Investigation, Mediation, Vindication, being an urban fantasy, is just a slightly skewed version of our world, but I don’t think I’d want to live in a world of chupacabras, crab assassins, goblins, or vampires… especially with humans being the bottom rung on the power ladder.
If you could go back to the start of your writing career, what is the one piece of advice you’d give yourself?
Revise your story until it’s perfect. Than revise it again. I don’t regret the years I spent querying agents because I used those years to edit and to write new books, but I would have had an easier road if I’d spent more time upfront on revisions instead of charging on to subsequent books in the series.
Do you listen to music when you write, and if so, what do you like?

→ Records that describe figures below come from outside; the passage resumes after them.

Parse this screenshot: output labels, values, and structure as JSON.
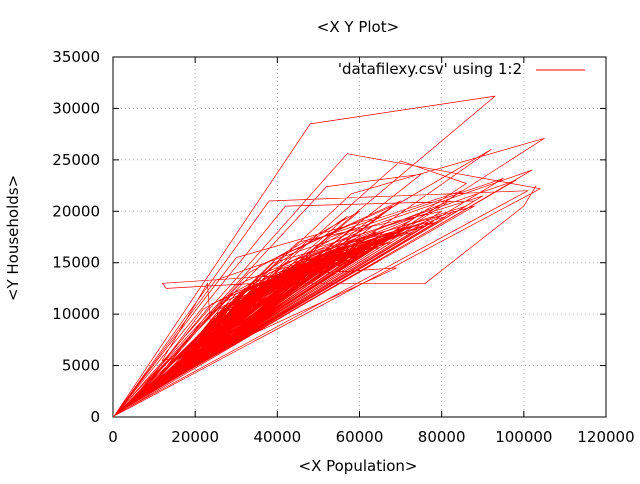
{
  "chart_data": {
    "type": "line",
    "title": "<X Y Plot>",
    "xlabel": "<X Population>",
    "ylabel": "<Y Households>",
    "xlim": [
      0,
      120000
    ],
    "ylim": [
      0,
      35000
    ],
    "xticks": [
      0,
      20000,
      40000,
      60000,
      80000,
      100000,
      120000
    ],
    "yticks": [
      0,
      5000,
      10000,
      15000,
      20000,
      25000,
      30000,
      35000
    ],
    "grid": true,
    "legend_position": "top-right",
    "series": [
      {
        "name": "'datafilexy.csv' using 1:2",
        "color": "#ff0000",
        "x": [
          0,
          93000,
          48000,
          300,
          104000,
          57000,
          400,
          102000,
          25000,
          500,
          86000,
          70000,
          600,
          101000,
          38000,
          700,
          75000,
          52000,
          800,
          88000,
          42000,
          900,
          65000,
          30000,
          1000,
          105000,
          58000,
          1200,
          92000,
          62000,
          1400,
          80000,
          45000,
          1600,
          70000,
          36000,
          1800,
          98000,
          55000,
          2000,
          60000,
          33000,
          2200,
          85000,
          47000,
          2400,
          78000,
          29000,
          2600,
          68000,
          40000,
          2800,
          95000,
          53000,
          3000,
          72000,
          24000,
          3200,
          82000,
          44000,
          3400,
          63000,
          31000,
          3600,
          90000,
          50000,
          3800,
          57000,
          35000,
          4000,
          76000,
          27000,
          4200,
          66000,
          43000,
          4400,
          88000,
          39000,
          4600,
          59000,
          22000,
          4800,
          74000,
          46000,
          5000,
          83000,
          34000,
          5200,
          64000,
          41000,
          5400,
          71000,
          28000,
          5600,
          55000,
          37000,
          5800,
          79000,
          32000,
          6000,
          68000,
          49000,
          6200,
          61000,
          26000,
          6400,
          86000,
          42000,
          6600,
          52000,
          35000,
          6800,
          73000,
          30000,
          7000,
          65000,
          44000,
          7200,
          58000,
          23000,
          7400,
          81000,
          38000,
          7600,
          62000,
          33000,
          7800,
          70000,
          40000,
          8000,
          48000,
          29000,
          8200,
          77000,
          45000,
          8400,
          56000,
          31000,
          8600,
          67000,
          36000,
          8800,
          53000,
          27000,
          9000,
          72000,
          42000,
          9200,
          60000,
          34000,
          9400,
          50000,
          39000,
          9600,
          75000,
          30000,
          9800,
          63000,
          46000,
          10000,
          57000,
          25000,
          10200,
          69000,
          37000,
          10400,
          54000,
          33000,
          10600,
          66000,
          41000,
          10800,
          49000,
          28000,
          11000,
          71000,
          35000,
          11200,
          59000,
          43000,
          11400,
          64000,
          32000,
          11600,
          51000,
          38000,
          11800,
          68000,
          26000,
          12000,
          56000,
          40000,
          12200,
          62000,
          30000,
          12400,
          47000,
          36000,
          12600,
          73000,
          44000,
          12800,
          58000,
          34000,
          13000,
          65000,
          29000,
          13200,
          52000,
          39000,
          13400,
          60000,
          31000,
          13600,
          45000,
          35000,
          13800,
          67000,
          42000,
          14000,
          55000,
          27000,
          14200,
          61000,
          37000,
          14400,
          50000,
          33000,
          14600,
          70000,
          40000,
          14800,
          57000,
          30000,
          15000,
          63000,
          45000,
          15200,
          48000,
          35000,
          15400,
          66000,
          28000,
          15600,
          53000,
          38000,
          15800,
          59000,
          32000,
          16000,
          44000,
          36000,
          16200,
          68000,
          41000,
          16400,
          54000,
          29000,
          16600,
          62000,
          34000,
          16800,
          46000,
          39000,
          17000,
          71000,
          31000,
          17200,
          57000,
          43000,
          17400,
          64000,
          26000,
          17600,
          49000,
          37000,
          17800,
          60000,
          33000,
          18000,
          52000,
          40000,
          18200,
          67000,
          30000,
          18400,
          55000,
          35000,
          18600,
          47000,
          28000,
          18800,
          65000,
          42000,
          19000,
          58000,
          32000,
          19200,
          50000,
          38000,
          19400,
          62000,
          29000,
          19600,
          56000,
          36000,
          19800,
          45000,
          34000,
          20000,
          69000,
          40000,
          20200,
          53000,
          31000,
          20400,
          61000,
          37000,
          20600,
          48000,
          27000,
          20800,
          66000,
          44000,
          21000,
          54000,
          33000,
          21200,
          59000,
          39000,
          21400,
          46000,
          30000,
          21600,
          63000,
          35000,
          21800,
          51000,
          41000,
          22000,
          57000,
          28000,
          22200,
          44000,
          36000,
          22400,
          64000,
          32000,
          22600,
          52000,
          38000,
          22800,
          60000,
          30000,
          23000,
          47000,
          34000,
          23200,
          58000,
          40000,
          23400,
          50000,
          29000,
          23600,
          55000,
          37000,
          23800,
          43000,
          33000,
          24000,
          62000,
          26000,
          24200,
          23000,
          12000,
          24400,
          62000,
          63000,
          24600,
          69000,
          12000,
          13000,
          35000,
          68000,
          76000,
          100000,
          103000
        ],
        "y": [
          0,
          31200,
          28500,
          100,
          22200,
          25600,
          150,
          24000,
          13300,
          200,
          22700,
          24900,
          250,
          22000,
          21000,
          300,
          23600,
          22400,
          350,
          21000,
          20500,
          400,
          19500,
          15500,
          450,
          27100,
          21700,
          500,
          26000,
          19000,
          550,
          20000,
          17000,
          600,
          21000,
          14800,
          650,
          23000,
          17000,
          700,
          20000,
          14000,
          750,
          22000,
          17000,
          800,
          19000,
          12000,
          850,
          20500,
          15500,
          900,
          23200,
          17500,
          950,
          19000,
          11000,
          1000,
          21000,
          15000,
          1050,
          18500,
          13000,
          1100,
          21500,
          16500,
          1150,
          19500,
          13500,
          1200,
          19000,
          11500,
          1250,
          18000,
          14500,
          1300,
          20500,
          15000,
          1350,
          18500,
          10500,
          1400,
          19500,
          15000,
          1450,
          20000,
          13000,
          1500,
          18000,
          14500,
          1550,
          18500,
          11000,
          1600,
          16500,
          13500,
          1650,
          19000,
          12500,
          1700,
          18000,
          16000,
          1750,
          17500,
          11000,
          1800,
          20500,
          15000,
          1850,
          16000,
          12500,
          1900,
          18500,
          12000,
          1950,
          17500,
          15000,
          2000,
          17000,
          10000,
          2050,
          19500,
          14000,
          2100,
          17000,
          12500,
          2150,
          18000,
          13500,
          2200,
          15500,
          11000,
          2250,
          19000,
          15000,
          2300,
          16500,
          12000,
          2350,
          17500,
          13000,
          2400,
          15500,
          10500,
          2450,
          18500,
          14500,
          2500,
          17000,
          12500,
          2550,
          15500,
          13500,
          2600,
          18500,
          11500,
          2650,
          17000,
          15000,
          2700,
          16500,
          10000,
          2750,
          17500,
          13000,
          2800,
          15500,
          12000,
          2850,
          17000,
          14000,
          2900,
          15000,
          10500,
          2950,
          18000,
          12500,
          3000,
          16500,
          14500,
          3050,
          17000,
          11500,
          3100,
          15500,
          13500,
          3150,
          17500,
          10500,
          3200,
          16000,
          14000,
          3250,
          16500,
          11500,
          3300,
          14500,
          12500,
          3350,
          18000,
          14500,
          3400,
          16000,
          12000,
          3450,
          17000,
          11000,
          3500,
          15000,
          13500,
          3550,
          16500,
          11500,
          3600,
          14000,
          12500,
          3650,
          17500,
          14000,
          3700,
          15500,
          10500,
          3750,
          16500,
          12500,
          3800,
          15000,
          12000,
          3850,
          18000,
          13500,
          3900,
          16000,
          11000,
          3950,
          16500,
          14500,
          4000,
          14500,
          12500,
          4050,
          17000,
          10500,
          4100,
          15000,
          13500,
          4150,
          16000,
          11500,
          4200,
          14000,
          12500,
          4250,
          17000,
          14000,
          4300,
          15500,
          11000,
          4350,
          16500,
          12000,
          4400,
          14500,
          13500,
          4450,
          18000,
          11500,
          4500,
          16000,
          14500,
          4550,
          17000,
          10000,
          4600,
          14500,
          13000,
          4650,
          16000,
          12000,
          4700,
          15000,
          13500,
          4750,
          17000,
          11000,
          4800,
          15500,
          12500,
          4850,
          14000,
          10500,
          4900,
          16500,
          14000,
          4950,
          16000,
          11500,
          5000,
          14500,
          13000,
          5050,
          16000,
          11000,
          5100,
          15500,
          12500,
          5150,
          13500,
          12000,
          5200,
          17500,
          13500,
          5250,
          15000,
          11500,
          5300,
          16000,
          12500,
          5350,
          14000,
          10500,
          5400,
          17000,
          14500,
          5450,
          15000,
          12000,
          5500,
          16000,
          13000,
          5550,
          13500,
          11000,
          5600,
          16500,
          12500,
          5650,
          14500,
          13500,
          5700,
          15500,
          10500,
          5750,
          13500,
          12500,
          5800,
          16500,
          11500,
          5850,
          15000,
          12500,
          5900,
          15500,
          11000,
          5950,
          14000,
          12000,
          6000,
          15000,
          13500,
          6050,
          14000,
          10500,
          6100,
          15000,
          12500,
          6150,
          13000,
          11500,
          6200,
          16000,
          10000,
          6250,
          13000,
          5500,
          6300,
          15500,
          15800,
          6350,
          14500,
          13000,
          12500,
          13000,
          13000,
          13000,
          20500,
          22500
        ]
      }
    ]
  }
}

I would love to have absolute silence when I’m writing… which is, of course, an impossibility. (I’d wear noise canceling headphones, but they’d distract me too.) I live in a new community and it has been a construction area for the last year and will likely remain one for the next year, so I’m learning to shut out noise as best I can. Even so… no music!
What was one of the most surprising things you learned in creating your books?
I did a lot of research on San Diego for Investigation, Mediation, Vindication and its sequels and was surprised just how violent the town’s history was. From the 1979 Cleveland Elementary School shooting that became the subject of the Boomtown Rats’ I Don’t Like Mondays to the 1980s McDonald’s massacre in San Ysidro, to the time someone stole a tank (!!) and drove it down the freeway… It definitely made me see the city with new eyes.
Tell me three unique things about you.
In the mid-90s, as a college student in Baltimore, I attended a party in Kansas that was being held for players of a Norwegian-based MUD (the text-based precursors to MMORPGs). There, I met the woman I’d been trading emails with, a grad student from UCLA, and promptly fell in love. A little over two years later, we were married, and 23 years further down the line, we remain very happily so. At that time, meeting someone online was actually considered weird!
My dad was an officer in the US Army, so I spent a number of years overseas as a child/teenager, in Garmisch-Partenkirchen, Germany and Madrid, Spain. I loved both cities.
Thanks to a dedicated bar space and an incredibly indulgent wife, I have roughly 75 different whiskies. My goal is to eventually have at least one bottle of every Octomore release. We just discovered online whisky auctions, so financial doom is nigh.
Chris, thank you for participating in Galaxy of Authors!